Katarzyna Michalak - Nie oddam dzieci

Najmocniejsza powieść Katarzyny Michalak. Roztrzaskuje serce na kawałki, wzbudza skrajne emocje, wzrusza do łez. A przecież ta historia może się przydarzyć każdemu…
Michał Sokołowski, młody i utalentowany chirurg oddany swojej pracy, nie zauważa momentu, w którym staje się ona ważniejsza niż rodzina.
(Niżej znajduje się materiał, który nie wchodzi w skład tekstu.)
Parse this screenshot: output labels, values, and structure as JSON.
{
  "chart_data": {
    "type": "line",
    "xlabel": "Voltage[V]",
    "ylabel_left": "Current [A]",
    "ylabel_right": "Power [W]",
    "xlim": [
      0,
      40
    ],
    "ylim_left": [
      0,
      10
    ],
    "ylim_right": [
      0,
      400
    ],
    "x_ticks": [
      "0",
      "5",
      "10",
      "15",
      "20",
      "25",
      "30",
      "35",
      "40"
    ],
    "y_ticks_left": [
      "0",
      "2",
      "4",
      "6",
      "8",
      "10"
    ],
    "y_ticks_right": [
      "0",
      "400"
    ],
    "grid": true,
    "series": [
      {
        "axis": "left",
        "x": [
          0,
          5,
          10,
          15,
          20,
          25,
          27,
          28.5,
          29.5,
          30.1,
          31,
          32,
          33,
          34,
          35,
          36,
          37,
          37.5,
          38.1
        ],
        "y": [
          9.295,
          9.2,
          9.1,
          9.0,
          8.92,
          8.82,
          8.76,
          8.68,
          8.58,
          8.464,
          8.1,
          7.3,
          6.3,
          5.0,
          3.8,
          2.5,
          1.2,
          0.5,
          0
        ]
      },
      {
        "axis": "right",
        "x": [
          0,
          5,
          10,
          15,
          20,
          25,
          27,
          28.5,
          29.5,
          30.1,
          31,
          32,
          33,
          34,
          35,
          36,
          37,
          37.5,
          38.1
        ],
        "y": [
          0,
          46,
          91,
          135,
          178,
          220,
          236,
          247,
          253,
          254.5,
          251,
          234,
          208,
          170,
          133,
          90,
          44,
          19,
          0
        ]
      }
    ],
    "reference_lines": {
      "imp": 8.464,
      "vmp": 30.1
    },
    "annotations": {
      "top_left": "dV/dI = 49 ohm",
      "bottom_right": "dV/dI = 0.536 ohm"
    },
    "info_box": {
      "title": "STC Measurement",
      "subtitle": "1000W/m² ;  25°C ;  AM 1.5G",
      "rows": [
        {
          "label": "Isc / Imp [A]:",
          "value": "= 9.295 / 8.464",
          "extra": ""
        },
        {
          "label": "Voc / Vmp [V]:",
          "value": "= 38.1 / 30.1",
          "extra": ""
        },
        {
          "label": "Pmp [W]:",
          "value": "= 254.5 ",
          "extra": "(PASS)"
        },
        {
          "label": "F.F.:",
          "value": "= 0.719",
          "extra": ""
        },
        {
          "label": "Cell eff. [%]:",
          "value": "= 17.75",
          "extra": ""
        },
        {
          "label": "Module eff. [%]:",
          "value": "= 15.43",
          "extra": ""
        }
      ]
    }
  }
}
Dopiero gdy jego ukochana żona i najmłodszy synek giną pod kołami rozpędzonego samochodu, Michał zrozumie, co tak naprawdę jest ważne. Za późno…
Ale to nie koniec jego tragedii. Los bywa okrutny, a ludzie jeszcze bardziej. Pogrążonego w rozpaczy mężczyznę czeka jeszcze jeden cios, który spadnie z najmniej spodziewanej strony.
Zrozpaczony ojciec musi podjąć o desperacką walkę o prawa do opieki nad pozostałymi dziećmi i stawić czoła nie tylko wymiarowi sprawiedliwości, ale i tym, którzy powinni stać po jego stronie.
Michał musi znaleźć w sobie siłę, by wykrzyczeć: Nie oddam dzieci! Albo… utraci je również.

Tę powieść musisz przeczytać…
Ta historia może zmienić Twoje życie…



Oczywiście ten górnolotny opis z okładki ma niewiele wspólnego z książką... 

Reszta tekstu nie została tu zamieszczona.